Sabiamente João Batista Villela, diferencia procriação e paternidade:
“A origem do homem se radica na procriação, pura base biológica, entretanto a paternidade, em si mesma não seria um fato biológico, mas um fato cultural. Para os juristas a paternidade se associa antes com o serviço que com a procriação. Ou seja, ser pai ou ser mãe não está tanto no ato de gerar quanto na circunstância de amar e servir.”[21]
Assim a verdadeira paternidade é a que se revela no dia-a-dia, que não se adquire simplesmente com o nascimento de um filho, mas sim com o convívio, com cuidados, aprendendo a amar e a se conhecer, construindo juntos o verdadeiro sentido da paternidade responsável. Um pai, mesmo biológico, se não adotar seu filho, jamais será o pai. Por isto podemos dizer que a verdadeira paternidade é adotiva e está ligada à função, escolha, enfim, ao Desejo [22]. Conforme sábia colocação de Cristiane J. Delinski:
“Não se pretende descaracterizar a paternidade biológica, pois na normalidade das relações pode-se dizer que são concomitantes. Mas, é a paternidade afetiva que deve ser buscada e protegida pelo ordenamento jurídico. Assim, em busca do equilíbrio entre a necessária valorização da verdade biológica e a não menor necessária de que a verdade sócio-afetiva seja respeitada, há que ser pelo direito utilizada a noção de posse de estado de filho.” [23]
O atual do conceito de família, fundada em laços de afetividade, a chamada família sociológica, que leva ao reconhecimento da paternidade sócio-afetiva”. [24] Assim, é indispensável que se faça uma abordagem sobre a posse de estado de filho, para que se perceba sua importância na busca de meios sustentáveis para reconhecer a paternidade mais condizente com a realidade.
3 CONFLITOS ENTRE AS FILIAÇÕES
Nas ações de filiação, tanto nas investigatórias quanto nas ações de reconhecimento, conforme já mencionado, tem-se que a descoberta do DNA trouxe para as partes a possibilidade de se alcançar a “verdadeira paternidade”, sendo que essa verdade já não é adequada à sociedade moderna.

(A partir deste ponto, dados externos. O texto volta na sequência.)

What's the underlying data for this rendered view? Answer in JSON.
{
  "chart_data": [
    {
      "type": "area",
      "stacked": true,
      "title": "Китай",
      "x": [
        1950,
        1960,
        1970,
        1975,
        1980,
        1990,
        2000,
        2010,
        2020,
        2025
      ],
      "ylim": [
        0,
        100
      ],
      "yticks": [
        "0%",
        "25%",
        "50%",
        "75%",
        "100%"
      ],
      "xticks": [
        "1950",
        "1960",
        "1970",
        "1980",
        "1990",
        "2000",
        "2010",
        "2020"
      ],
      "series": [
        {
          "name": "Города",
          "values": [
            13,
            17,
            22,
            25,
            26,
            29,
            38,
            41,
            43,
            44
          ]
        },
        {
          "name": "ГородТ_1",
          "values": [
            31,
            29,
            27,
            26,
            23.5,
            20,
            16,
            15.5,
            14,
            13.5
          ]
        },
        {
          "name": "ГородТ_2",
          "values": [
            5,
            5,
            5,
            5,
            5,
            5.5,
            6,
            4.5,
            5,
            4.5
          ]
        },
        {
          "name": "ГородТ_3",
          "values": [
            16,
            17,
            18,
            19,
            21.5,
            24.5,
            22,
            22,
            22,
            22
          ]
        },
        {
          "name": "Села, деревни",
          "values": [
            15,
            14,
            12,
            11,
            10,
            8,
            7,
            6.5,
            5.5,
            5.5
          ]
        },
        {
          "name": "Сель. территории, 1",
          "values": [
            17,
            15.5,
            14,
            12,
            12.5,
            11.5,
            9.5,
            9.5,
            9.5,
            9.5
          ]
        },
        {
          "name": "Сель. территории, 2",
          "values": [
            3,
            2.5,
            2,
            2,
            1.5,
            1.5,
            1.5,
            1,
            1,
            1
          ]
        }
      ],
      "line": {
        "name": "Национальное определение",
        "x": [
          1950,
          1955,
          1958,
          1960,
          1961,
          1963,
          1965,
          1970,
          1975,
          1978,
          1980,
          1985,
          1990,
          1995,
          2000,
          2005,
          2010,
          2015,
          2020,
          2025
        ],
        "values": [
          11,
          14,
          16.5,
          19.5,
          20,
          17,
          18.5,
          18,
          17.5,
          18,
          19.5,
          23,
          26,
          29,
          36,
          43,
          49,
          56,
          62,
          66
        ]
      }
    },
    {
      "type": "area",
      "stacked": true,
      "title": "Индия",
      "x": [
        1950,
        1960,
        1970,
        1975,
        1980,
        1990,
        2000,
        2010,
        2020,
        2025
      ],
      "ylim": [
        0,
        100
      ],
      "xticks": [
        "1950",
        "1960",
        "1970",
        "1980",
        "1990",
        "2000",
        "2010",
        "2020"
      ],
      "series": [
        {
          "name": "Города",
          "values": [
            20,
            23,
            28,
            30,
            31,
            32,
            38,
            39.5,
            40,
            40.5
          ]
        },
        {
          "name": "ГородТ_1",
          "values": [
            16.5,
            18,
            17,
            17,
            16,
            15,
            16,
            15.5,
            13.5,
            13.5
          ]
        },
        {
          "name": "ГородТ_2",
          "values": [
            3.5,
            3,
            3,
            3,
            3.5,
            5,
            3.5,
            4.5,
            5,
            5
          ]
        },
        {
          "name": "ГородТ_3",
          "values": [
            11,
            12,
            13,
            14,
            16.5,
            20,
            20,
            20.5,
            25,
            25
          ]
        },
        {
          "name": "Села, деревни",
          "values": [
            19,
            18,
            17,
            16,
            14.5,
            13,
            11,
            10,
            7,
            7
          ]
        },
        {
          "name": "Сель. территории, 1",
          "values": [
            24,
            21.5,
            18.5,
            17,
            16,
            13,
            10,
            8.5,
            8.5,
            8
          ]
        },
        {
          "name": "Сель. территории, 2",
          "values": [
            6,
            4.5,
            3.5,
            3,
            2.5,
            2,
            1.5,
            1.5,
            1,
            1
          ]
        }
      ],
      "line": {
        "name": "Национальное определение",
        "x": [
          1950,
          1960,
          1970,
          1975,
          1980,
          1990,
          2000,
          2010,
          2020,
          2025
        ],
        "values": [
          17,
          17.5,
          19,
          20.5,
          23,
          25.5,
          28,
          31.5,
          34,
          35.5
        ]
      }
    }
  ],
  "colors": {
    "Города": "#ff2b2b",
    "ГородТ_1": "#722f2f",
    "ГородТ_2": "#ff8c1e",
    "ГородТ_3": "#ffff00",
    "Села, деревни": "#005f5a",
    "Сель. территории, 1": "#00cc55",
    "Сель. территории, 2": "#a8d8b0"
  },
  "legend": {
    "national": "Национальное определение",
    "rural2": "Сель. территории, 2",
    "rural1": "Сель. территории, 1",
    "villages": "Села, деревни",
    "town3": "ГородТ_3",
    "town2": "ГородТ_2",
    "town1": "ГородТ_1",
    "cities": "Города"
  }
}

“A ineqüidade gerada pelo apego ao elemento biológico levou a constituinte de 1988, a encarar o problema sob novo ângulo, talvez menos jurídico mas bem mais próximo da realidade social. a inserção da nação de paternidade responsável pôs um fim, ao menos formalmente, a insustentável supremacia da paternidade biológica. A independência entre a linha biológica e jurídica era de mais veemente para que o legislador não se apercebesse das novas tendências”.[25]
A descoberta dos vínculos genéticos ao mesmo tempo pode produzir efeitos jurídicos, mas também acarretar uma série de distúrbios psíquicos, na medida em que pode vir a transformar toda uma estrutura já construída, criando um vínculo reconhecido pelo Direito, mas não pela vontade.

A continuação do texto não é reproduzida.